What is Essential? A Profile of a Detroit Grocer
People across our food system from farm to fork have been working tirelessly this past year. We talked with Joe Gappy, a Detroit grocery store owner, about his experience during a time defined by uncertainty.
When Michigan went into lockdown in March 2020, Joe Gappy, owner of Detroit’s Prince Valley Market, began logging 60-hour weeks. He managed staffing shifts and worked to keep shelves stocked amidst supply chain disruptions and pandemic purchasing all while reimagining his family’s 45-year-old grocery store.
“The parking lot was full, and the store was jammed with people going up and down all the aisles buying everything we had in the store,” Gappy said. “I realized that something was going on that was bigger than anything I had ever experienced in my life.”
Gappy and his team went to work installing hand sanitizers throughout the store, upping cleanings, sourcing gloves and wet wipes, and implementing other safety precautions.
They also needed to realign the store’s business model. This included shuttering its renowned bakery and pivoting the kitchen from made-to-order items to pre-packaged and grab-and-go foods. This in turn required the purchase of new coolers, hot food cases, and other equipment.
The COVID-19 crisis has upturned nearly every aspect of our lives, not least of which is the system on which we all depend: Food.
Along the way, it has brought about a renewed appreciation for the importance of grocery stores and the frontline workers who have kept our communities fed throughout the pandemic.
This was an unexpected revival.
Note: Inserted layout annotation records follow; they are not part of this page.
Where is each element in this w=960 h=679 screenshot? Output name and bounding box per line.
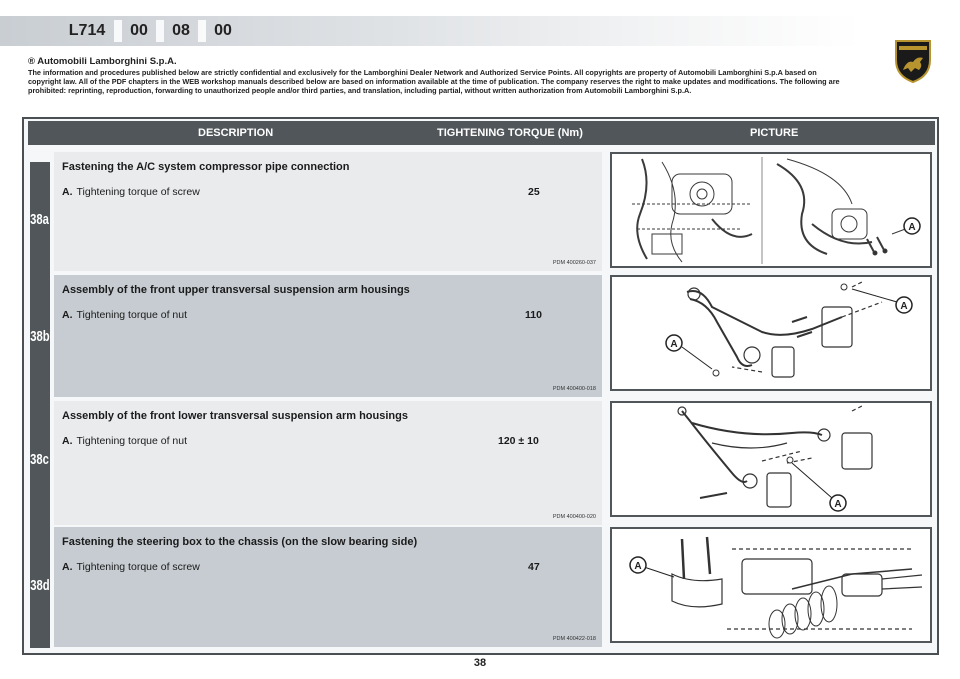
column-header-picture: PICTURE [750, 127, 799, 139]
model-code: L714 [68, 22, 106, 39]
torque-value: 120 ± 10 [498, 435, 539, 447]
copyright-body: The information and procedures published below are strictly confidential and exclusively for the Lamborghini Dealer Network and Authorized Service Points. All copyrights are property of Automobili Lamborghini S.p.A based on copyright law. All of the PDF chapters in the WEB workshop manuals described below are based on information available at the time of publication. The company reserves the right to make updates and modifications. The following are prohibited: reprinting, reproduction, forwarding to unauthorized people and/or third parties, and translation, including partial, without written authorization from Automobili Lamborghini S.p.A. [28, 68, 840, 96]
torque-table [22, 117, 939, 655]
section-code: 08 [172, 22, 190, 39]
table-header [28, 121, 935, 145]
table-row [54, 401, 602, 525]
subsection-code: 00 [214, 22, 232, 39]
document-code-bar [0, 16, 860, 46]
table-row [54, 152, 602, 271]
table-row [54, 527, 602, 647]
section-tab: 38b [30, 276, 50, 396]
figure-reference: PDM 400400-020 [552, 514, 596, 520]
torque-value: 25 [528, 186, 540, 198]
figure-reference: PDM 400400-018 [552, 386, 596, 392]
row-item: A. Tightening torque of nut [62, 309, 188, 321]
torque-value: 47 [528, 561, 540, 573]
figure-steering-box [610, 527, 932, 643]
page-number: 38 [473, 657, 487, 669]
figure-reference: PDM 400422-018 [552, 636, 596, 642]
figure-upper-arm [610, 275, 932, 391]
row-item: A. Tightening torque of nut [62, 435, 188, 447]
row-title: Fastening the A/C system compressor pipe connection [62, 161, 350, 173]
figure-lower-arm [610, 401, 932, 517]
callout-label: A [908, 222, 916, 233]
row-title: Fastening the steering box to the chassis (on the slow bearing side) [62, 536, 418, 548]
code-separator [114, 20, 122, 42]
figure-reference: PDM 400260-037 [552, 260, 596, 266]
section-tab: 38c [30, 396, 50, 522]
column-header-torque: TIGHTENING TORQUE (Nm) [437, 127, 583, 139]
copyright-title: ® Automobili Lamborghini S.p.A. [28, 56, 177, 67]
callout-label: A [634, 561, 642, 572]
section-tab: 38a [30, 162, 50, 276]
row-title: Assembly of the front lower transversal suspension arm housings [62, 410, 408, 422]
code-separator [156, 20, 164, 42]
row-item: A. Tightening torque of screw [62, 186, 200, 198]
copyright-notice [28, 56, 840, 96]
callout-label: A [834, 499, 842, 510]
torque-value: 110 [525, 309, 542, 321]
code-separator [198, 20, 206, 42]
callout-label: A [670, 339, 678, 350]
row-item: A. Tightening torque of screw [62, 561, 200, 573]
row-title: Assembly of the front upper transversal suspension arm housings [62, 284, 410, 296]
section-tab: 38d [30, 522, 50, 648]
group-code: 00 [130, 22, 148, 39]
figure-ac-compressor [610, 152, 932, 268]
column-header-description: DESCRIPTION [198, 127, 274, 139]
lamborghini-logo [893, 38, 933, 84]
table-row [54, 275, 602, 397]
callout-label: A [900, 301, 908, 312]
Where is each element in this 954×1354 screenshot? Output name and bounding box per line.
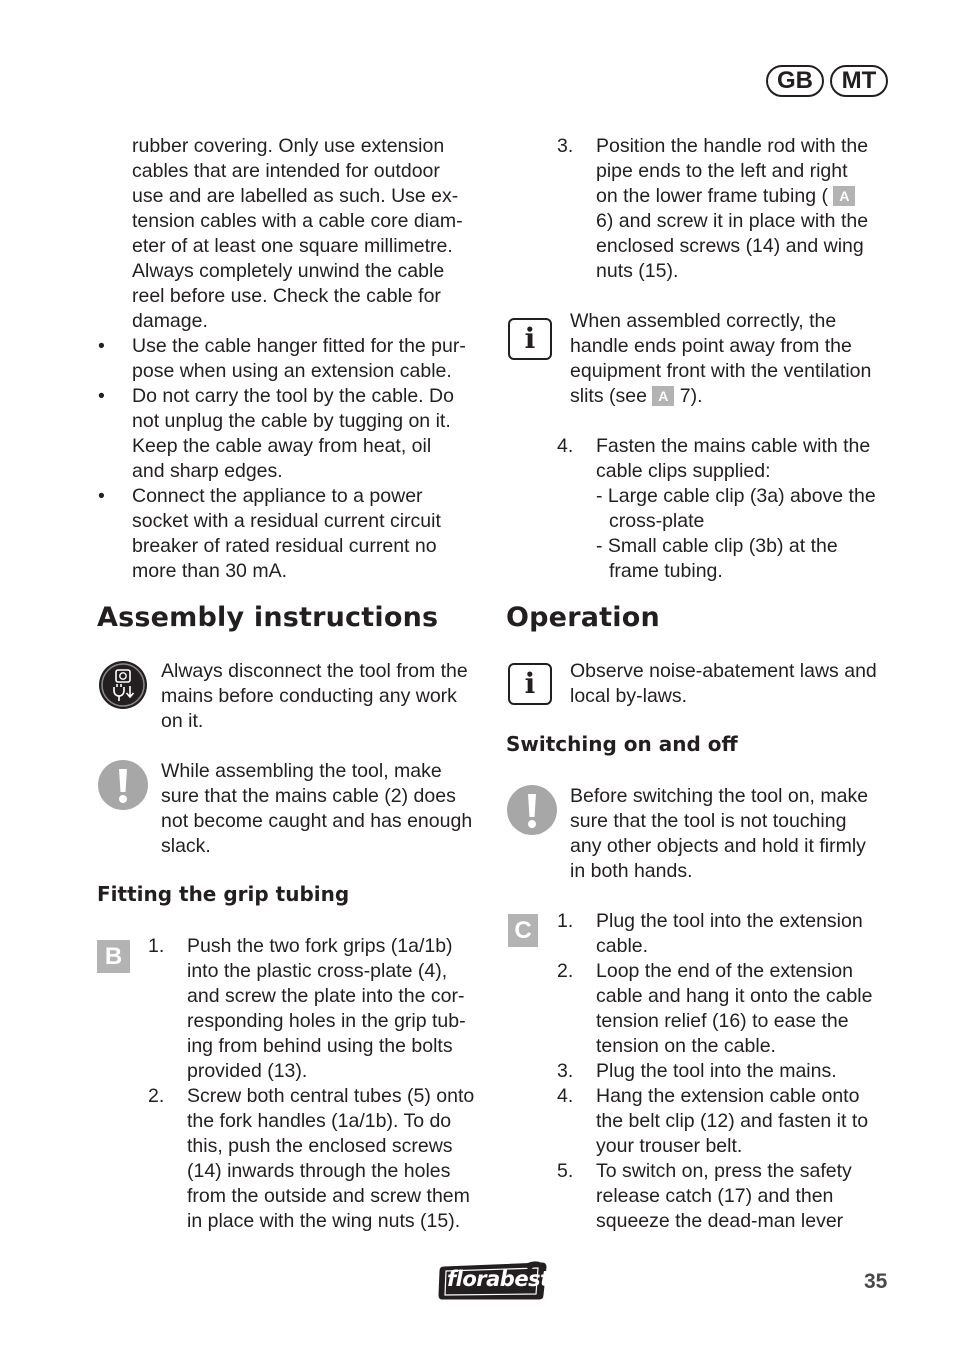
text-line: any other objects and hold it firmly: [570, 835, 866, 857]
warning-note: [570, 784, 868, 884]
text-line: tension relief (16) to ease the: [596, 1010, 849, 1032]
text-line: slack.: [161, 835, 211, 857]
text-line: pose when using an extension cable.: [132, 360, 452, 382]
text-line: eter of at least one square millimetre.: [132, 235, 453, 257]
text-line: in both hands.: [570, 860, 693, 882]
figure-b-badge: B: [97, 940, 130, 973]
text-line: Hang the extension cable onto: [596, 1085, 860, 1107]
text-line: use and are labelled as such. Use ex-: [132, 185, 459, 207]
grip-tubing-heading: Fitting the grip tubing: [97, 882, 350, 906]
text-line: tension on the cable.: [596, 1035, 776, 1057]
text-line: To switch on, press the safety: [596, 1160, 852, 1182]
step-number: 1.: [557, 910, 574, 932]
page-number: 35: [864, 1270, 888, 1293]
text-line: nuts (15).: [596, 260, 679, 282]
step-item: [596, 134, 868, 284]
unplug-note: [161, 659, 468, 734]
step-number: 2.: [557, 960, 574, 982]
warning-note: [161, 759, 472, 859]
text-fragment: on the lower frame tubing (: [596, 185, 828, 207]
warning-exclamation-icon: [507, 785, 557, 835]
bullet-item: [132, 484, 441, 584]
text-line: Plug the tool into the extension: [596, 910, 863, 932]
text-line: into the plastic cross-plate (4),: [187, 960, 448, 982]
text-line: ing from behind using the bolts: [187, 1035, 453, 1057]
step-number: 1.: [148, 935, 165, 957]
language-badge-mt: MT: [830, 65, 888, 97]
text-line: local by-laws.: [570, 685, 688, 707]
operation-heading: Operation: [506, 602, 660, 633]
text-line: cable.: [596, 935, 649, 957]
info-icon: [508, 318, 552, 360]
text-line: - Large cable clip (3a) above the: [596, 485, 876, 507]
text-line: Screw both central tubes (5) onto: [187, 1085, 475, 1107]
step-item: [596, 1059, 837, 1084]
text-line: release catch (17) and then: [596, 1185, 834, 1207]
text-line: the belt clip (12) and fasten it to: [596, 1110, 869, 1132]
exclamation-glyph-icon: [98, 760, 148, 810]
step-item: [596, 959, 872, 1059]
text-line: breaker of rated residual current no: [132, 535, 437, 557]
text-line: [596, 184, 868, 209]
text-line: more than 30 mA.: [132, 560, 287, 582]
info-glyph: i: [524, 322, 536, 355]
text-line: sure that the mains cable (2) does: [161, 785, 456, 807]
text-line: and screw the plate into the cor-: [187, 985, 465, 1007]
warning-exclamation-icon: [98, 760, 148, 810]
switching-heading: Switching on and off: [506, 732, 738, 756]
unplug-icon: [98, 660, 148, 710]
bullet-marker: •: [98, 335, 105, 357]
text-line: squeeze the dead-man lever: [596, 1210, 844, 1232]
exclamation-glyph-icon: [507, 785, 557, 835]
intro-paragraph: [132, 134, 463, 334]
text-line: Keep the cable away from heat, oil: [132, 435, 432, 457]
step-number: 4.: [557, 1085, 574, 1107]
text-line: Do not carry the tool by the cable. Do: [132, 385, 454, 407]
text-line: provided (13).: [187, 1060, 308, 1082]
text-line: sure that the tool is not touching: [570, 810, 847, 832]
text-line: Before switching the tool on, make: [570, 785, 869, 807]
text-line: While assembling the tool, make: [161, 760, 442, 782]
text-line: not become caught and has enough: [161, 810, 473, 832]
text-line: reel before use. Check the cable for: [132, 285, 441, 307]
text-line: cross-plate: [609, 510, 705, 532]
text-line: equipment front with the ventilation: [570, 360, 872, 382]
step-number: 2.: [148, 1085, 165, 1107]
text-line: Use the cable hanger fitted for the pur-: [132, 335, 466, 357]
text-line: the fork handles (1a/1b). To do: [187, 1110, 452, 1132]
step-item: [596, 1084, 868, 1159]
step-item: [187, 1084, 474, 1234]
florabest-logo: [438, 1261, 548, 1301]
text-line: rubber covering. Only use extension: [132, 135, 445, 157]
text-line: Plug the tool into the mains.: [596, 1060, 837, 1082]
text-line: pipe ends to the left and right: [596, 160, 848, 182]
language-badge-gb: GB: [766, 65, 824, 97]
bullet-item: [132, 334, 466, 384]
text-line: Always disconnect the tool from the: [161, 660, 468, 682]
text-line: (14) inwards through the holes: [187, 1160, 451, 1182]
text-line: not unplug the cable by tugging on it.: [132, 410, 451, 432]
figure-c-badge: C: [508, 914, 538, 947]
text-line: cable clips supplied:: [596, 460, 771, 482]
text-line: cable and hang it onto the cable: [596, 985, 873, 1007]
text-line: handle ends point away from the: [570, 335, 852, 357]
text-line: cables that are intended for outdoor: [132, 160, 440, 182]
info-icon: [508, 663, 552, 705]
info-glyph: i: [524, 667, 536, 700]
text-fragment: 7).: [679, 385, 703, 407]
step-item: [187, 934, 466, 1084]
text-line: damage.: [132, 310, 208, 332]
text-line: tension cables with a cable core diam-: [132, 210, 463, 232]
text-line: 6) and screw it in place with the: [596, 210, 869, 232]
text-line: Push the two fork grips (1a/1b): [187, 935, 453, 957]
figure-a-badge: A: [833, 186, 855, 206]
text-line: Loop the end of the extension: [596, 960, 853, 982]
text-line: When assembled correctly, the: [570, 310, 837, 332]
text-line: responding holes in the grip tub-: [187, 1010, 466, 1032]
step-number: 3.: [557, 1060, 574, 1082]
logo-text: florabest: [447, 1267, 550, 1291]
bullet-marker: •: [98, 485, 105, 507]
text-line: Observe noise-abatement laws and: [570, 660, 877, 682]
step-item: [596, 1159, 852, 1234]
bullet-item: [132, 384, 454, 484]
step-number: 5.: [557, 1160, 574, 1182]
text-line: - Small cable clip (3b) at the: [596, 535, 838, 557]
info-note: [570, 659, 877, 709]
step-item: [596, 909, 863, 959]
info-note: [570, 309, 871, 409]
text-line: mains before conducting any work: [161, 685, 457, 707]
step-item: [596, 434, 876, 584]
bullet-marker: •: [98, 385, 105, 407]
text-line: your trouser belt.: [596, 1135, 743, 1157]
text-line: enclosed screws (14) and wing: [596, 235, 864, 257]
figure-a-badge: A: [652, 386, 674, 406]
text-line: [570, 384, 871, 409]
step-number: 3.: [557, 135, 574, 157]
step-number: 4.: [557, 435, 574, 457]
text-line: Always completely unwind the cable: [132, 260, 445, 282]
text-line: on it.: [161, 710, 204, 732]
text-fragment: slits (see: [570, 385, 647, 407]
text-line: Position the handle rod with the: [596, 135, 869, 157]
text-line: in place with the wing nuts (15).: [187, 1210, 461, 1232]
text-line: Connect the appliance to a power: [132, 485, 423, 507]
text-line: Fasten the mains cable with the: [596, 435, 871, 457]
assembly-heading: Assembly instructions: [97, 602, 439, 633]
text-line: this, push the enclosed screws: [187, 1135, 453, 1157]
text-line: from the outside and screw them: [187, 1185, 470, 1207]
text-line: frame tubing.: [609, 560, 723, 582]
text-line: socket with a residual current circuit: [132, 510, 441, 532]
text-line: and sharp edges.: [132, 460, 283, 482]
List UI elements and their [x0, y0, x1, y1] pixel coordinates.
With increasing online competition and a continued shifting of the American diet toward restaurants and prepared foods, neighborhood grocery stores like Gappy’s have seen their already tight margins further stretched in recent years.
Yet as the pandemic eliminated commutes or strained transportation options, many people increasingly relied on stores closer to home. Often family-owned and run, these stores also tend to hire locally and are anchors in their communities.
For stores like Gappy’s this meant being busier than ever. Amidst increased sales and larger deliveries to keep up with demand, Gappy also a saw a jump in SNAP sales as unemployment rates surged. (SNAP stands for the Supplemental Nutrition Assistance Program, formerly known as food stamps.)
At Gappy’s Prince Valley and his other grocery store in nearby Redford, families on SNAP found another benefit: Double Up Food Bucks.
Double Up is a healthy food incentive program designed by national nonprofit Fair Food Network. It matches SNAP dollars spent on fresh fruits and vegetables. This dollar-for-dollar match provides families more food dollars while increasing sales for area farmers through local sourcing commitments. And by attracting new customers with increased purchasing power, Double Up is also a win for store owners like Gappy.
Gappy was one of the first grocery stores in the nation to offer Double Up as the program transitioned from farmers markets, where the idea was born, to the grocery setting.
“Produce is a huge part of our Prince Valley store,” said Gappy, which serves a largely Latinx community in Southwest Detroit. “At first people didn’t believe it. ‘How do you get free produce?’ It’s phenomenal.”
During COVID-19, Fair Food Network pivoted to make Double Up work harder for the families it serves. This included offering Double Up with Pandemic-EBT purchases and lifting the daily cap on Double Up earnings. This helped families earn a Double Up dollar for every SNAP dollar spent on fresh produce (previous limit was $20 a day).
Fair Food Network also fast-tracked the onboarding of new sites and developed a free phone-based app to support online program sign-ups and use. Finally, it launched a statewide marketing campaign to get the word out to SNAP consumers, many of whom were receiving food assistance for the first time in their lives. These pivots, at the height of the COVID crisis, contributed to a doubling of Double Up use in 2020 compared to 2019.
“If you can get more produce to customers who need it yet can’t always afford it, that’s something important that you can do for them, your store, and your community,” Gappy said.